Passava Fedele, una delle sere di ritorno dal pascolo, in un di quei vicoli medievali della parte alta del borgo. Voci disperate si udivano uscire da una casa, la porta aperta ed un catafalco in mezzo alla stanza. Questo era il modo del paese di onorare i morti. Gridavano piangendo le donne : ” figgh miea, figgh miea, cam t’ ‘nganest cuscì prest, cam t’ ‘nganest figgh!”** Per tutti era lo stesso, che fosse un giovane o un vecchio ottantenne. Erano urla sincere, non da prefiche. Esse non si disperavano solo per il morto, piangevano e rappresentavano anche la loro futura morte.
Commosso, incuriosito, col primo vino che gli scaldava il corpo e gli rendeva leggero il cervello Fedele pensò :” Chissà come mi piangeranno quando sarò morto? Voglio vederlo, da vivo!” Tornò a casa, raccolse tutti i familiari e con tono drammatico esclamò :”U pætri murì, chiancim!”*** Mise il letto in mezzo alla stanza, si sdraiò su di esso e rivolto ai figli ingiunse : “piangetemi ora, voglio vedere come lo farete quando sarò veramente morto” Pretese che si aprisse anche la porta. E quelli cominciarono a piangere, a bastonarsi in volto, a strapparsi i capelli e a gridare: ” U pætri murì, u pætri murì, oh pætri cam avuoma a fær sanza d’ vuoi, stodda mattutina!”**** Sorpreso accorse tutto il vicinato a piangere Fedele morto non morto.

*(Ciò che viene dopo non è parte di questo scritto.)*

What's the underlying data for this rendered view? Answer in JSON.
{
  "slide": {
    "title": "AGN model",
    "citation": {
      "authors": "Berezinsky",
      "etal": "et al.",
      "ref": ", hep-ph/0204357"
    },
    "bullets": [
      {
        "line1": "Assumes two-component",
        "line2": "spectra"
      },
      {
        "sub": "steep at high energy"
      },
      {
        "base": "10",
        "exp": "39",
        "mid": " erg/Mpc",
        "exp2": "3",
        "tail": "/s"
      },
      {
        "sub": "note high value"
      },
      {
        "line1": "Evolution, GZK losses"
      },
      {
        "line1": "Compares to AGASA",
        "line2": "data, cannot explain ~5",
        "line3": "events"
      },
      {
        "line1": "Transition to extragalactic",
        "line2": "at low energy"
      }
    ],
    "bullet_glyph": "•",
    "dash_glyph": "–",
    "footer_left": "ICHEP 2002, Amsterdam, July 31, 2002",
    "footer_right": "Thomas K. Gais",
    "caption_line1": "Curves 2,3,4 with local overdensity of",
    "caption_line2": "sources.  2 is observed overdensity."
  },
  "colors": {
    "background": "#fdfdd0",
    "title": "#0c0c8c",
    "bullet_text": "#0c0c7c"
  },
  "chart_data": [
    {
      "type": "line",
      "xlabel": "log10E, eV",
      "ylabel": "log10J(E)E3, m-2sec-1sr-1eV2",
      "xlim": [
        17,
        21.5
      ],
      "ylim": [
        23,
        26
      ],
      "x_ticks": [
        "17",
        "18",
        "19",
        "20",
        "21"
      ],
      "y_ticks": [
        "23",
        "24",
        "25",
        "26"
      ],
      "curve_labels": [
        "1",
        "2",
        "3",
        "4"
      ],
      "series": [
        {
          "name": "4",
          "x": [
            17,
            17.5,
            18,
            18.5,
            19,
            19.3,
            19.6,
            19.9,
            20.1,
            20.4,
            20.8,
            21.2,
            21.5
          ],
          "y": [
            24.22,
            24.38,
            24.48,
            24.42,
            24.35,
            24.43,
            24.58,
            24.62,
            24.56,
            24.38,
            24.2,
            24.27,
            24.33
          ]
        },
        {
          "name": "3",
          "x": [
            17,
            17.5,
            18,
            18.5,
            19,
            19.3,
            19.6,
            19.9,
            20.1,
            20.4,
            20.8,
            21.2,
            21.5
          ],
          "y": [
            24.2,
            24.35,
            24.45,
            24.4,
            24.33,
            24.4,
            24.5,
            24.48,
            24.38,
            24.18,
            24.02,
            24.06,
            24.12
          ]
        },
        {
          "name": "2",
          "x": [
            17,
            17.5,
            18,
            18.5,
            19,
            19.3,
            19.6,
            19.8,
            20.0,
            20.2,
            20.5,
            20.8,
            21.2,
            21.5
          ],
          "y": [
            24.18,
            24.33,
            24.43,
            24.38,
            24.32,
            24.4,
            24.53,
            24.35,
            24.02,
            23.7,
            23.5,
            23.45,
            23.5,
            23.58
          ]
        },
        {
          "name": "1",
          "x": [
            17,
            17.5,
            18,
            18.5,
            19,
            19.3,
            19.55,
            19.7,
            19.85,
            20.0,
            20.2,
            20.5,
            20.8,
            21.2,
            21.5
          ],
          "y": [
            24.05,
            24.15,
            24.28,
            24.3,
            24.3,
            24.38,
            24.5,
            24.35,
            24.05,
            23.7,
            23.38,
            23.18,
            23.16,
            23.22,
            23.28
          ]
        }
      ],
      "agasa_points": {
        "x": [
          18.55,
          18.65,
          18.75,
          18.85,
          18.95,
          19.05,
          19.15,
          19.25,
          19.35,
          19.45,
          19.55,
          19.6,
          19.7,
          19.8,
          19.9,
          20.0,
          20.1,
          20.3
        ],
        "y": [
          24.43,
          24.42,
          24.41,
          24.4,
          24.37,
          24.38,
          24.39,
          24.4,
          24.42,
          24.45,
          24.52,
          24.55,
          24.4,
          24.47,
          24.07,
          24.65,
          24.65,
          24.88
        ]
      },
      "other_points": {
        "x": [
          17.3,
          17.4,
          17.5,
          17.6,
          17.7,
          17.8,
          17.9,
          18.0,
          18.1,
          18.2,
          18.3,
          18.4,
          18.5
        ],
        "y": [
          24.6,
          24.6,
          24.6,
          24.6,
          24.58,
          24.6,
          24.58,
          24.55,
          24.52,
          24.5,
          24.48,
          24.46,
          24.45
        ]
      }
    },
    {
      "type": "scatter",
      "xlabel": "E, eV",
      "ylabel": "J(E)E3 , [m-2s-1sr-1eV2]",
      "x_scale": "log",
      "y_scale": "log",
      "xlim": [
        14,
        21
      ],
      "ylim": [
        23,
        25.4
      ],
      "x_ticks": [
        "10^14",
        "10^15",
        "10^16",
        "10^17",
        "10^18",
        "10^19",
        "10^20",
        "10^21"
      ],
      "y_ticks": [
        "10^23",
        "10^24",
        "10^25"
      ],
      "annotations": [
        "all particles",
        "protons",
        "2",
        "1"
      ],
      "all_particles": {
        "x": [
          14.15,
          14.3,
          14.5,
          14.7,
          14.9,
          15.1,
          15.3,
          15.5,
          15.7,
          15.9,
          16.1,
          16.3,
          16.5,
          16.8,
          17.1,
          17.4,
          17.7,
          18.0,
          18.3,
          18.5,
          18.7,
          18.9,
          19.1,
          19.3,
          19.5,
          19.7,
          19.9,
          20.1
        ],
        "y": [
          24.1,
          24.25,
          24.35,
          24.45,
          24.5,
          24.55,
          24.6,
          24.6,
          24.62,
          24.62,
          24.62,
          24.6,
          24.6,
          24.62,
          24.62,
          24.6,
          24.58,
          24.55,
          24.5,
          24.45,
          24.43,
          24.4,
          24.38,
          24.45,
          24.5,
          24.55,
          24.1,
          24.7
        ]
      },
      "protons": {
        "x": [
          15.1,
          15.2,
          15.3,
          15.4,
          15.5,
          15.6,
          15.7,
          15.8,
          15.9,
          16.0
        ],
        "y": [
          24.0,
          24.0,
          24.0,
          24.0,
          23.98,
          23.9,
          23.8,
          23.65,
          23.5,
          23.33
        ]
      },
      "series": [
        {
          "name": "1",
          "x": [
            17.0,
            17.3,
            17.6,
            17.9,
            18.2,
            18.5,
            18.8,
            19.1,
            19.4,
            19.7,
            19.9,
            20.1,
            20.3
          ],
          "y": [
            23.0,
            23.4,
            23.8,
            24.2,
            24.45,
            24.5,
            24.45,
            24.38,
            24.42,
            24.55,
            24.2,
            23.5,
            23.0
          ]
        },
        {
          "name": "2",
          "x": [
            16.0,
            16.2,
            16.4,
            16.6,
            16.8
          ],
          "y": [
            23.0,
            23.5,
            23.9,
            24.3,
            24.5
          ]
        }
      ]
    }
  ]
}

*pætri, pætri, cam sei, susiv, giemnu anca nascia”. ” na zea vuoggh stær’
“padre, padre come state, alzatevi, andiamo a casa”. “no qua voglio restare”
**” figgh miea, figgh miea, cam t’ ‘nganest cuscì prest, cam t’ ‘nganest figgh!”
figlio mio, figlio mio, come te ne sei andato così presto come te ne sei andato figlio!
*** “U pætri murì, chiancim!” il padre è morto, piangetemi!
**** U pætri murì, u pætri murì, oh pætri cam avuoma a fær sanza d tu, stidda mattutina!”
il padre è morto, il padre è morto, oh padre come faremo senza di te, stella mattutina!